Having adult children move back in with you can be challenging and often requires that you establish firm boundaries and ground rules so both generations can live in peace under the same roof.
While much has been written about the boomerang generation, not much has been said about the reverse trend–parents moving in with their adult children thanks to an inadequate retirement or health problems.
If you foresee that there may be a day when your parents could potentially move in with you, it is important to begin preparing now, years before it may actually happen.
Here are some strategies to help keep the peace when parents move back:
1. Decide which adult child will have the parents move in.
If you are not an only child, discuss with your siblings who would be the best choice to have your parents move in and who will shoulder the financial burdens.
My cousin and her husband, Steve, have always been hard workers; Steve is a vice president in a large company, and he travels frequently for work. He knew he wouldn’t have time to care for his parents, so his sister, Jeanette, agreed that she would be better choice. Meanwhile, my cousin and Steve have agreed, since they have a large income and are quite frugal, that they would gladly provide Jeanette with the money to care for their parents. They decided this over 10 years ago, and just last year they reached the time when their mother had to move in with Jeanette.
Gregory French, president of the National Academy of Elder Law Attorneys warns, “It’s not a decision to make quickly or in a crisis. Having good visits with your children doesn’t necessarily promise a good co-living arrangement” (AARP). If you are comfortable doing so, you may want to broach the topic with your parents long before any action is necessary so everyone is in agreement.
2. Consider buying a home to accommodate your parents.
If you are fairly certain your parent may need to move in with you eventually, you may want to buy a home to accommodate them.
I am now an only child, and I know that my mom probably does not have enough retirement to see her through if she lives a long life. My husband and I both take it as a given that she will eventually move in with us or that we will have to help support her financially.
When we buy our home, we will buy one that can easily be renovated or already has a separate space that could double as an in-law suite. Knowing this in advance will save us the cost of a large renovation when the time for her to move in actually occurs. John Graham, coauthor of Together Again: A Creative Guide to Successful Multigenerational Living states, “Some form of privacy is essential. You and your child’s family each need a place to retire to” (AARP).
3. Consider helping your parent pay for long-term care insurance.
Long-term care insurance is not cheap, and many seniors are reluctant to pay for it. Even Suze Orman mentioned that her mother did not pay for long-term care insurance because she thought it was a waste of money. Unfortunately, in that situation, the child is often left with the financial burden. Suze Orman paid for care for her elderly mother for years before she passed away. Of course, Orman had the money to do so, but not all of us do.

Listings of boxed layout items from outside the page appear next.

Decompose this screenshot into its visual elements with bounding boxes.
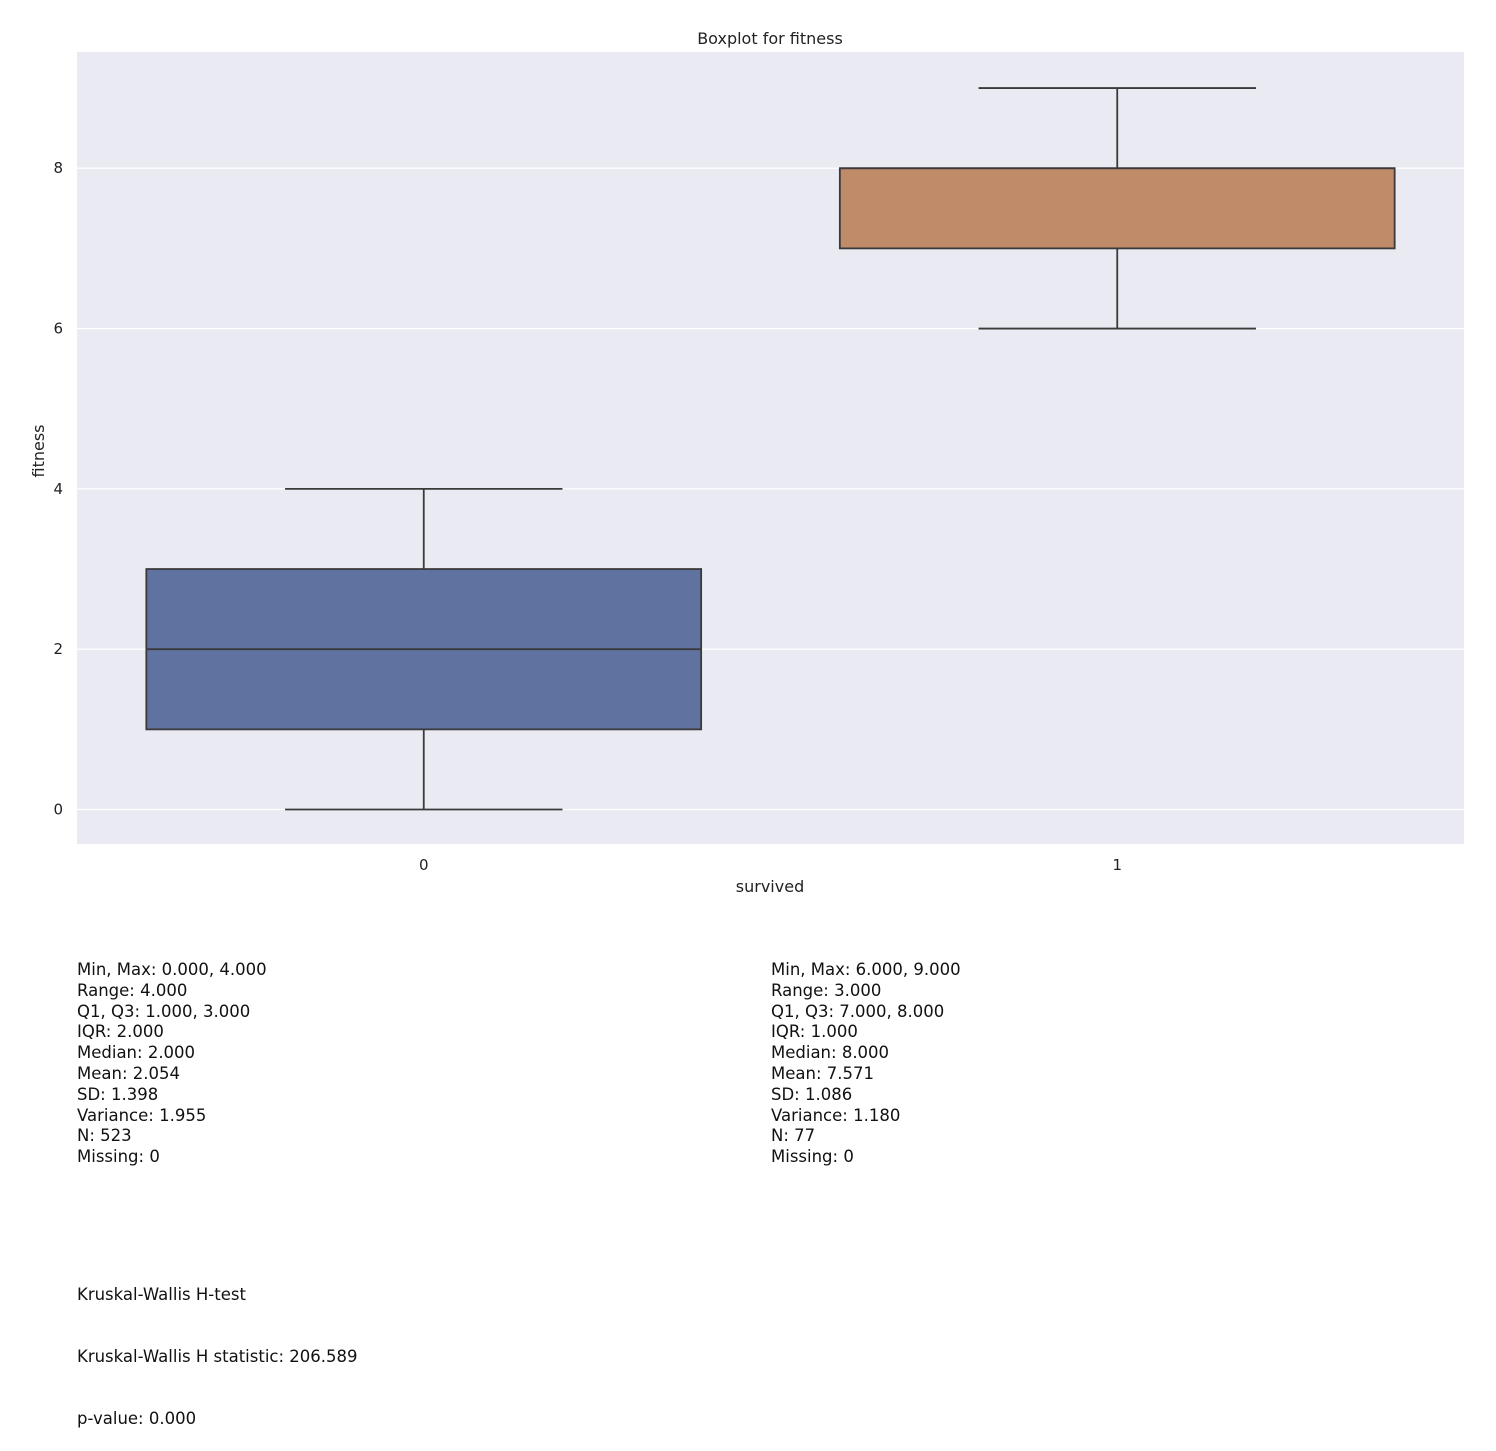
iqr-box-1 (838, 167, 1396, 250)
kruskal-wallis-results: Kruskal-Wallis H-test Kruskal-Wallis H s… (77, 1243, 358, 1451)
y-tick-label-6: 6 (53, 320, 63, 338)
stats-group-0: Min, Max: 0.000, 4.000 Range: 4.000 Q1, Q3… (77, 960, 267, 1168)
stat-line: Missing: 0 (77, 1147, 160, 1167)
stats-group-1: Min, Max: 6.000, 9.000 Range: 3.000 Q1, Q3… (771, 960, 961, 1168)
stat-line: Variance: 1.955 (77, 1105, 207, 1125)
test-pvalue: p-value: 0.000 (77, 1409, 197, 1429)
x-tick-label-1: 1 (1112, 856, 1122, 874)
test-statistic: Kruskal-Wallis H statistic: 206.589 (77, 1346, 358, 1366)
y-tick-label-0: 0 (53, 801, 63, 819)
stat-line: SD: 1.398 (77, 1084, 159, 1104)
stat-line: SD: 1.086 (771, 1084, 853, 1104)
test-name: Kruskal-Wallis H-test (77, 1284, 246, 1304)
stat-line: N: 523 (77, 1126, 132, 1146)
boxes (145, 87, 1396, 811)
stat-line: IQR: 1.000 (771, 1022, 858, 1042)
stat-line: IQR: 2.000 (77, 1022, 164, 1042)
box-group-0 (145, 487, 703, 811)
stat-line: Variance: 1.180 (771, 1105, 901, 1125)
stat-line: Missing: 0 (771, 1147, 854, 1167)
y-tick-label-2: 2 (53, 640, 63, 658)
x-tick-label-0: 0 (419, 856, 429, 874)
stat-line: Q1, Q3: 1.000, 3.000 (77, 1001, 251, 1021)
stat-line: N: 77 (771, 1126, 816, 1146)
x-axis-label: survived (736, 877, 804, 896)
box-group-1 (838, 87, 1396, 330)
stat-line: Min, Max: 6.000, 9.000 (771, 960, 961, 979)
stat-line: Mean: 7.571 (771, 1063, 874, 1083)
chart-title: Boxplot for fitness (697, 29, 843, 48)
y-tick-label-8: 8 (53, 159, 63, 177)
stat-line: Median: 8.000 (771, 1043, 890, 1063)
stat-line: Mean: 2.054 (77, 1063, 180, 1083)
stat-line: Median: 2.000 (77, 1043, 196, 1063)
stat-line: Range: 3.000 (771, 980, 882, 1000)
stat-line: Min, Max: 0.000, 4.000 (77, 960, 267, 979)
y-tick-labels: 0 2 4 6 8 (53, 159, 63, 818)
y-axis-label: fitness (29, 424, 48, 477)
stat-line: Q1, Q3: 7.000, 8.000 (771, 1001, 945, 1021)
stat-line: Range: 4.000 (77, 980, 188, 1000)
y-tick-label-4: 4 (53, 480, 63, 498)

My mom is now 63, and my husband and I would like to split the price of long-term care insurance with her because if we don’t and she needs to enter a care facility at some point, the entire financial burden will fall to us.
4. Consider creating a mutually beneficial arrangement.
If your parents are still in good health but just low on retirement funding, consider developing a relationship that can benefit both parties.
If you work every day and don’t come home until 6 p.m., maybe your parents can be home when the kids return from school and drive them to sports practice or extracurricular activities. You will no longer have to hire a sitter, and you could pay your parents some of that money, if they will take it.
5. Think about signing a contract.
Signing a contract may seem formal and uncomfortable, but it can keep all three generations–the grandparents, parents and grandchildren, in agreement about rules of conduct and what is expected from each party. This may actually be a way to make the household run more smoothly as you all adjust to living under the same roof.
Americans are independent, and having parents move in with their adult children can be challenging for both parties.
However, there can be real financial and relational benefits.
My grandparents lived next door to us in a trailer 6 months of the year for 25 years until my grandpa got very sick, and I cherish the time we had together. I was blessed to be much closer to them both physically and emotionally than many of my other cousins.